PARCC Exam Protests, Gila River Development, APD “military-style training”

This week NEW MEXICO IN FOCUS starts with one of the biggest news stories this week – student protests over the PARCC exam. Students in schools across the state walked out of class to protest the tests. A group of Albuquerque seniors who participated in the protests tell us why they are concerned about the test. Also, Gene Grant and The Line opinion panelists discuss the current state of student assessments in New Mexico.

Last fall, the Interstate Stream Commission voted to move forward with plans to develop a diversion project on the Gila River. There are still many questions about how much a potential project would cost and whether it could meet the water needs for southeastern New Mexico. NMIF speaks with Norman Gaume, the former director of the ISC, who opposes the diversion plan and filed a lawsuit against the ISC over violations of the state Open Meetings Act, as well as sitting down with Craig Roepke, deputy director of the ISC to hear his view on the process of considering a large project over many years.

Gene Grant and the panelists talk about funding for mental health services in Bernalillo County and calls for the federal government to stop letting APD officers engage in “military-style training” at Kirtland Air Force Base.

Norman Gaume, former director of the Interstate Stream Commission
Craig Roepke, deputy director of the Interstate Stream Commission
Dan Yohalem, ACLU of New Mexico

Janelle Astorga, senior at Albuquerque High School
Astrid Carrete, senior at Albuquerque High School
Maya Quinones, senior at Albuquerque High School

Sophie Martin, Editor, & Attorney
Mark Boitano, Former New Mexico Senator
Rob Nikolewski,
Laura Sanchez-Rivét, Sanchez Legal Solutions

Gwyneth Doland, @GwynethDoland
Sarah Gustavus, @sarahgustavus

Host: Gene Grant

The Producer of NEW MEXICO IN FOCUS is Sarah Gustavus. Associate Producer is Kathy Wimmer. Funding for this program was provided in part by the McCune Foundation Communications Fund, Santa Fe Community Foundation.
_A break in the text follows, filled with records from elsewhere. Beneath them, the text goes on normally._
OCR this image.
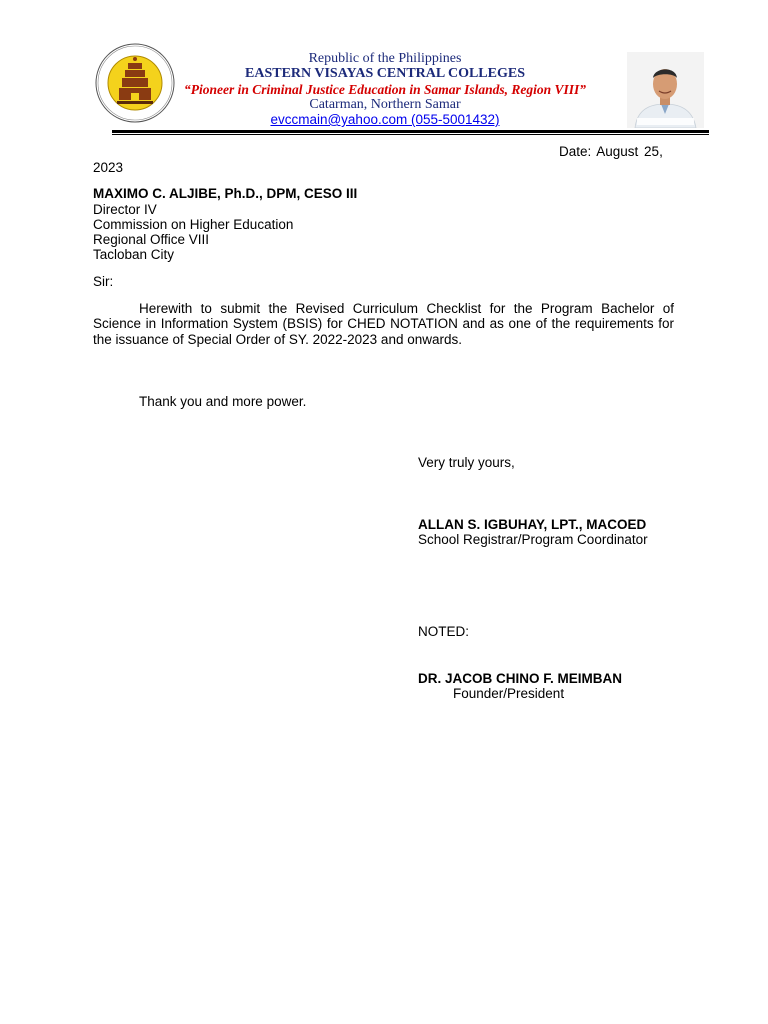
Republic of the Philippines
EASTERN VISAYAS CENTRAL COLLEGES
“Pioneer in Criminal Justice Education in Samar Islands, Region VIII”
Catarman, Northern Samar
evccmain@yahoo.com (055-5001432)
Date: August 25,
2023
MAXIMO C. ALJIBE, Ph.D., DPM, CESO III
Director IV
Commission on Higher Education
Regional Office VIII
Tacloban City
Sir:
Herewith to submit the Revised Curriculum Checklist for the Program Bachelor of Science in Information System (BSIS) for CHED NOTATION and as one of the requirements for the issuance of Special Order of SY. 2022-2023 and onwards.
Thank you and more power.
Very truly yours,
ALLAN S. IGBUHAY, LPT., MACOED
School Registrar/Program Coordinator
NOTED:
DR. JACOB CHINO F. MEIMBAN
Founder/President
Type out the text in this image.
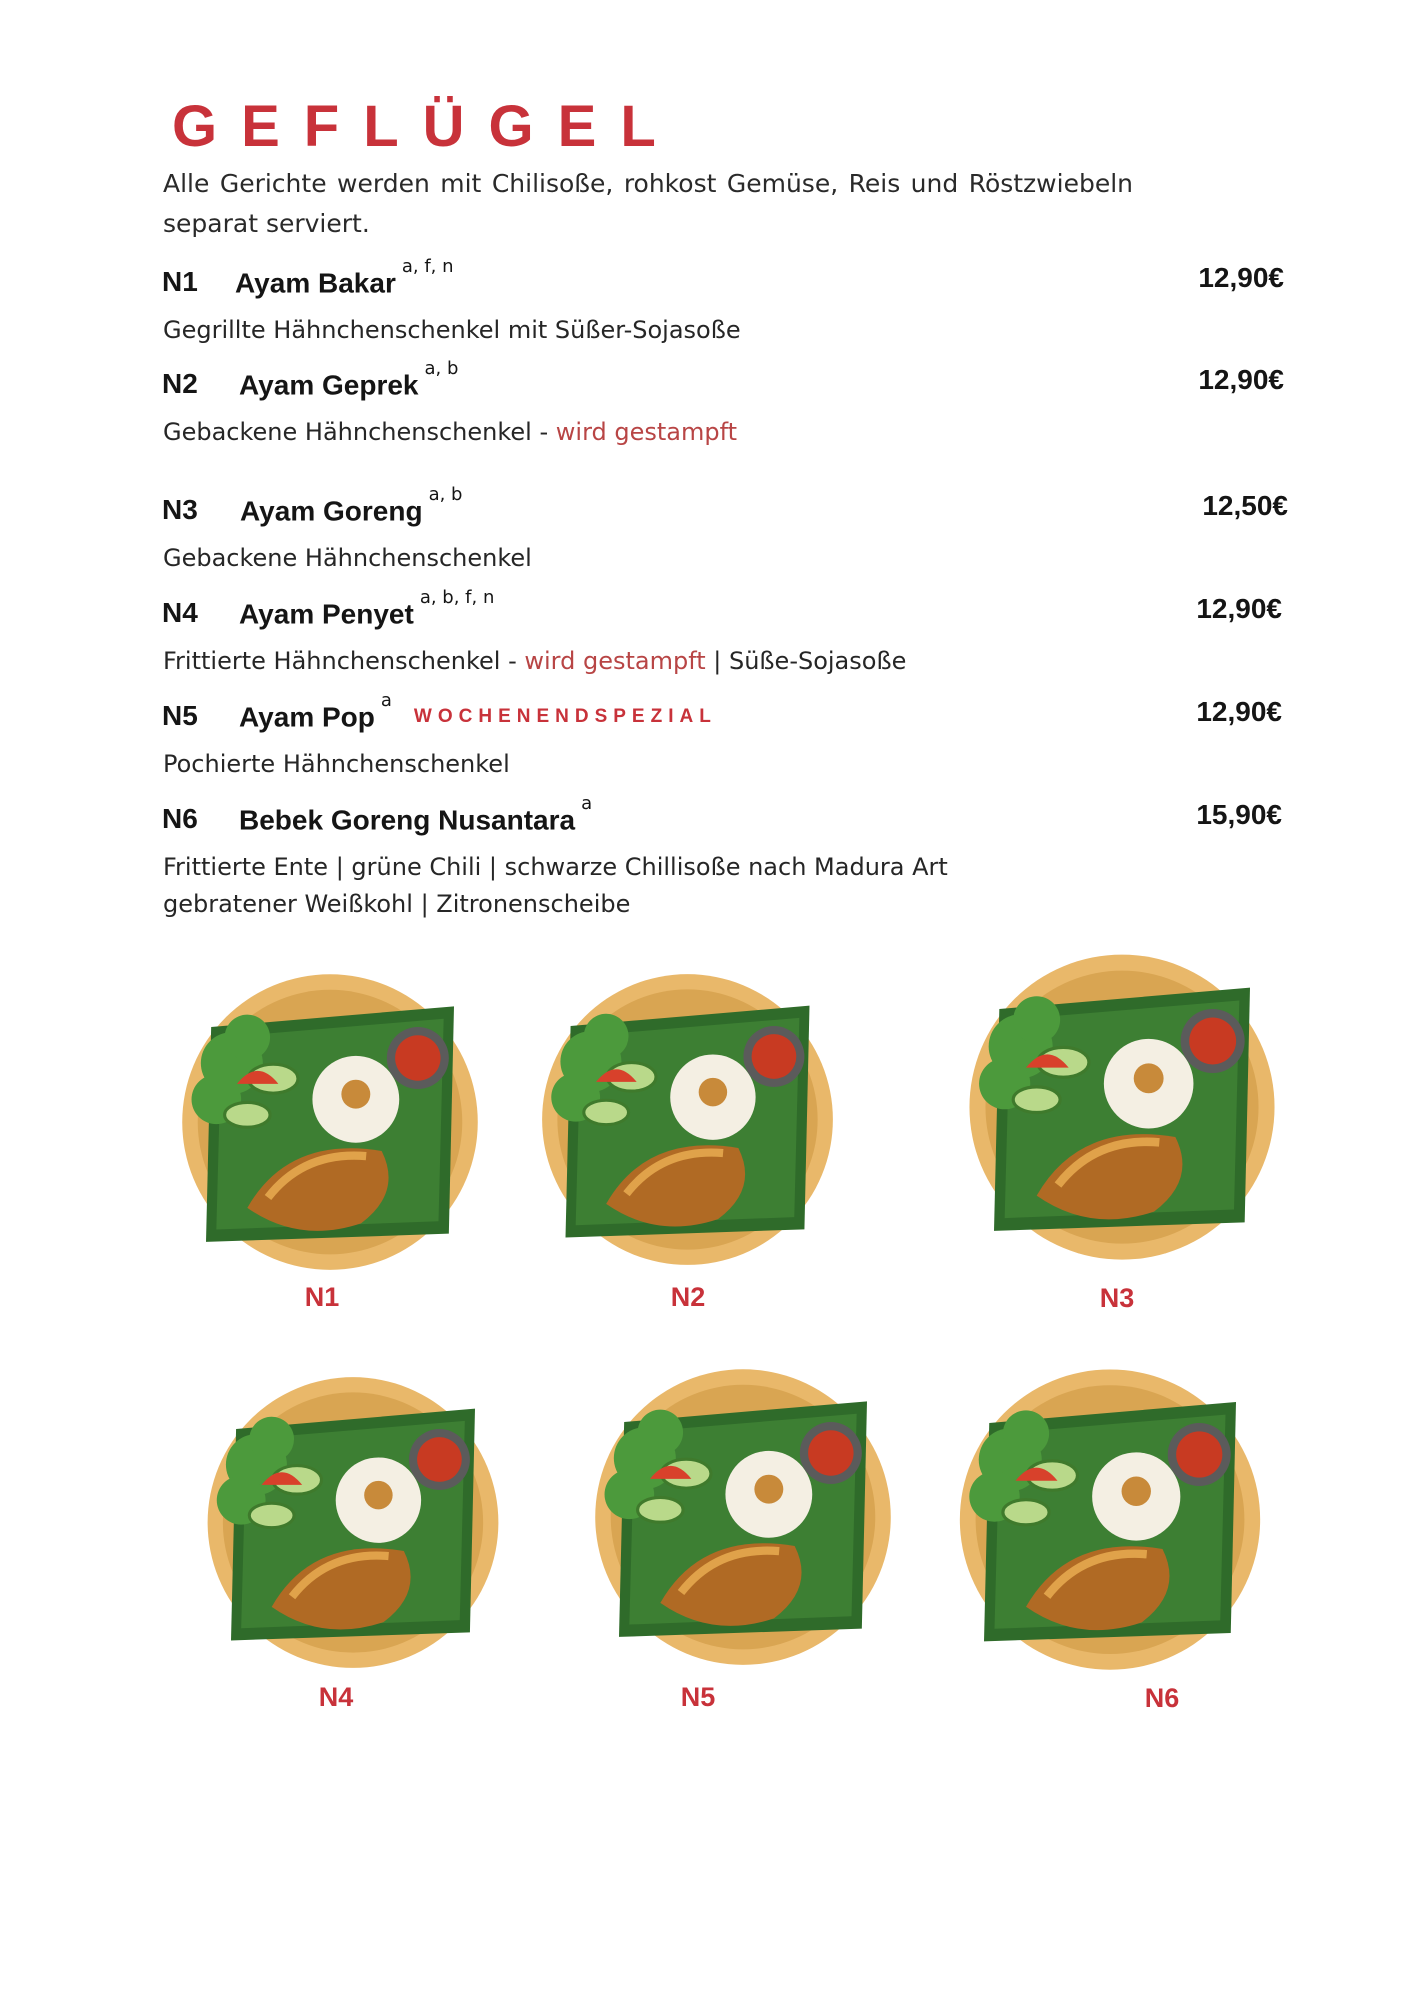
GEFLÜGEL
Alle Gerichte werden mit Chilisoße, rohkost Gemüse, Reis und Röstzwiebeln separat serviert.
N1 Ayam Bakar$^{a, f, n}$	12,90€
Gegrillte Hähnchenschenkel mit Süßer-Sojasoße
N2 Ayam Geprek$^{a, b}$	12,90€
Gebackene Hähnchenschenkel - wird gestampft
N3 Ayam Goreng$^{a, b}$	12,50€
Gebackene Hähnchenschenkel
N4 Ayam Penyet$^{a, b, f, n}$	12,90€
Frittierte Hähnchenschenkel - wird gestampft | Süße-Sojasoße
N5 Ayam Pop$^a$WOCHENENDSPEZIAL	12,90€
Pochierte Hähnchenschenkel
N6 Bebek Goreng Nusantara$^a$	15,90€
Frittierte Ente | grüne Chili | schwarze Chillisoße nach Madura Art
gebratener Weißkohl | Zitronenscheibe
N1	N2	N3
N4	N5	N6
Episode 834 for air March 6, 2015

2 thoughts on “PARCC Exam Protests, Gila River Development, APD “military-style training”

  1. Hello Sara Gustavas,
    When you talk with the student protestors on “In Focus” tonight (3/6), I am curious as to what students have to say about teacher influence on their decisions. You might ask students about their perspective on whether teachers have undue influence on student thinking because of teachers’ position of power in the classroom.
    Here are some questions I might ask: Did teachers advance or prohibit the dialogue?
    1. Did teachers impose their own view on the students? Were teachers excessively entangled with the students’ decisions? Did the students sense they were being “used” to escalate the cause to the extreme with the widespread media attention?
    2. Or did teachers “reflect” the students’ situation and not try to influence their decisions? Was class time provided to allow the students to dialogue about their views and their own decisions to act? Did teachers invite multiple perspectives? Did they call for tempered rhetoric?
    p.s. I try to adopt a stance of listening and dialogue in my work with students. If interested, take a look at my op/ed published in AASA:

    1. Hi Sheri,
      My name is Astrid and I am one of the students who appeared on PBS last night. I read your comment and think you deserve answers. I want to make it clear that this was COMPLETELY student organized. Not once did teachers tell us to do this. Students did not need teachers to tell us what was happening becuase we saw it with our own eyes. When the word about the walkout started getting around, some teachers even tried telling us to not go through with it. Although us, students are very much informed, this happened because we had the desire to do so and at no point did teachers express their concerns to us. Also, absolutely no class time was given to us to plan this. This was planned outside of school. We are informed because we felt that something was not right in the school system and we decided to inform ourselves before protesting.